As we move through the third floor, I get to know my fellow tour attendees. The couple is attending with their six-month-old. The father is quick to explain to me — when I ask what drew them to these bawdy urns — that he had been a Latin nerd in high school and loves to learn about “this stuff,” signaling his awareness that attending solely for the centaur erections, as it might appear to him I have, would be uncouth. His wife nods enthusiastically at each tour stop, and her vigor extends to consistently answering Kehoe’s rhetorical questions.

The other woman on the tour is more mysterious, rarely cracking a smile at any of Kehoe’s quips. When her baby starts crying in the face of a wine and water mixing pot, Kehoe smiles energetically, encouraging the mother to let the infant holler on.
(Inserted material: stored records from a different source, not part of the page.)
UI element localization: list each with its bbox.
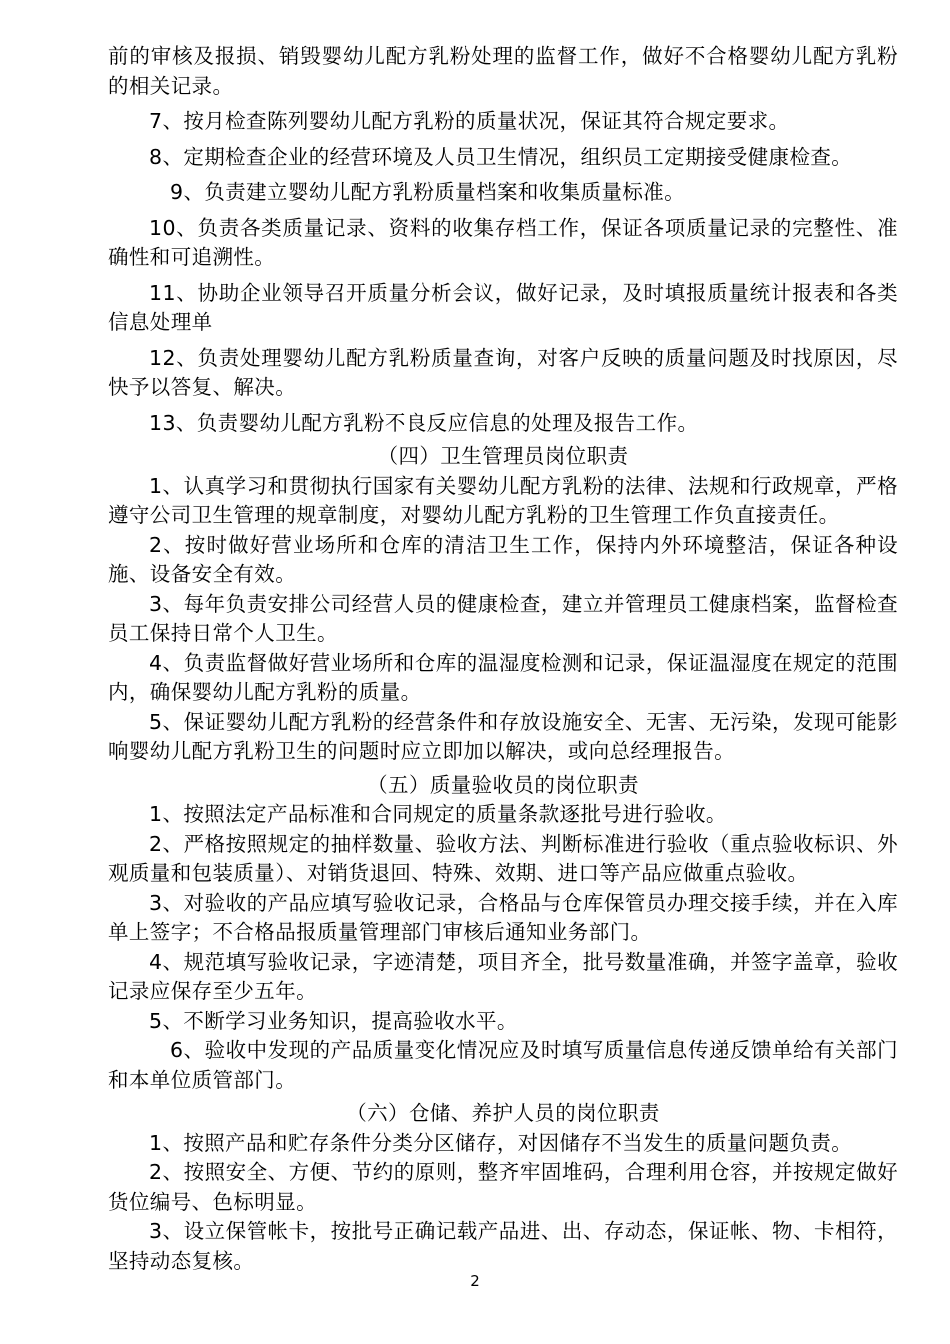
paragraph: 2、严格按照规定的抽样数量、验收方法、判断标准进行验收（重点验收标识、外观质量和包装质量）、对销货退回、特殊、效期、进口等产品应做重点验收。: [108, 831, 898, 885]
paragraph: 2、按照安全、方便、节约的原则，整齐牢固堆码，合理利用仓容，并按规定做好货位编号、色标明显。: [108, 1160, 898, 1214]
paragraph: 4、规范填写验收记录，字迹清楚，项目齐全，批号数量准确，并签字盖章，验收记录应保存至少五年。: [108, 949, 898, 1003]
paragraph: 1、认真学习和贯彻执行国家有关婴幼儿配方乳粉的法律、法规和行政规章，严格遵守公司卫生管理的规章制度，对婴幼儿配方乳粉的卫生管理工作负直接责任。: [108, 473, 898, 527]
section-heading: （四）卫生管理员岗位职责: [377, 444, 629, 468]
paragraph: 13、负责婴幼儿配方乳粉不良反应信息的处理及报告工作。: [149, 410, 699, 435]
paragraph: 3、每年负责安排公司经营人员的健康检查，建立并管理员工健康档案，监督检查员工保持日常个人卫生。: [108, 591, 898, 645]
section-heading: （五）质量验收员的岗位职责: [367, 772, 639, 797]
paragraph: 6、验收中发现的产品质量变化情况应及时填写质量信息传递反馈单给有关部门和本单位质管部门。: [108, 1038, 898, 1092]
paragraph: 3、设立保管帐卡，按批号正确记载产品进、出、存动态，保证帐、物、卡相符，坚持动态复核。: [108, 1219, 898, 1273]
page-number: 2: [470, 1272, 480, 1290]
paragraph: 1、按照法定产品标准和合同规定的质量条款逐批号进行验收。: [149, 802, 727, 826]
paragraph: 9、负责建立婴幼儿配方乳粉质量档案和收集质量标准。: [170, 180, 686, 204]
document-body: [108, 42, 898, 1276]
paragraph: 1、按照产品和贮存条件分类分区储存，对因储存不当发生的质量问题负责。: [149, 1130, 853, 1155]
paragraph: 12、负责处理婴幼儿配方乳粉质量查询，对客户反映的质量问题及时找原因，尽快予以答复、解决。: [108, 345, 898, 399]
paragraph: 4、负责监督做好营业场所和仓库的温湿度检测和记录，保证温湿度在规定的范围内，确保婴幼儿配方乳粉的质量。: [108, 650, 898, 704]
paragraph: 5、不断学习业务知识，提高验收水平。: [149, 1008, 518, 1033]
paragraph: 11、协助企业领导召开质量分析会议，做好记录，及时填报质量统计报表和各类信息处理单: [108, 280, 898, 334]
paragraph: 2、按时做好营业场所和仓库的清洁卫生工作，保持内外环境整洁，保证各种设施、设备安全有效。: [108, 532, 898, 586]
paragraph: 3、对验收的产品应填写验收记录，合格品与仓库保管员办理交接手续，并在入库单上签字；不合格品报质量管理部门审核后通知业务部门。: [108, 890, 898, 944]
paragraph: 前的审核及报损、销毁婴幼儿配方乳粉处理的监督工作，做好不合格婴幼儿配方乳粉的相关记录。: [108, 44, 898, 98]
paragraph: 8、定期检查企业的经营环境及人员卫生情况，组织员工定期接受健康检查。: [149, 144, 853, 169]
paragraph: 7、按月检查陈列婴幼儿配方乳粉的质量状况，保证其符合规定要求。: [149, 109, 790, 133]
paragraph: 5、保证婴幼儿配方乳粉的经营条件和存放设施安全、无害、无污染，发现可能影响婴幼儿配方乳粉卫生的问题时应立即加以解决，或向总经理报告。: [108, 709, 898, 763]
paragraph: 10、负责各类质量记录、资料的收集存档工作，保证各项质量记录的完整性、准确性和可追溯性。: [108, 215, 898, 269]
section-heading: （六）仓储、养护人员的岗位职责: [346, 1101, 660, 1125]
The whole event is, to my slight surprise, a wholesome endeavour. We move at a slow pace and discuss the intricacies of engraving on clay rather than the ins and outs of Dionysus’ orgies. I almost forget the context for the tour until we approach our last vase, and the parents include me in their discussion of newborn feeding habits. Here we are, a college student, four parents, and a couple of newborns moving from one PG-13 libation cup to the next. We are adults taking to other adults about, well, adult things.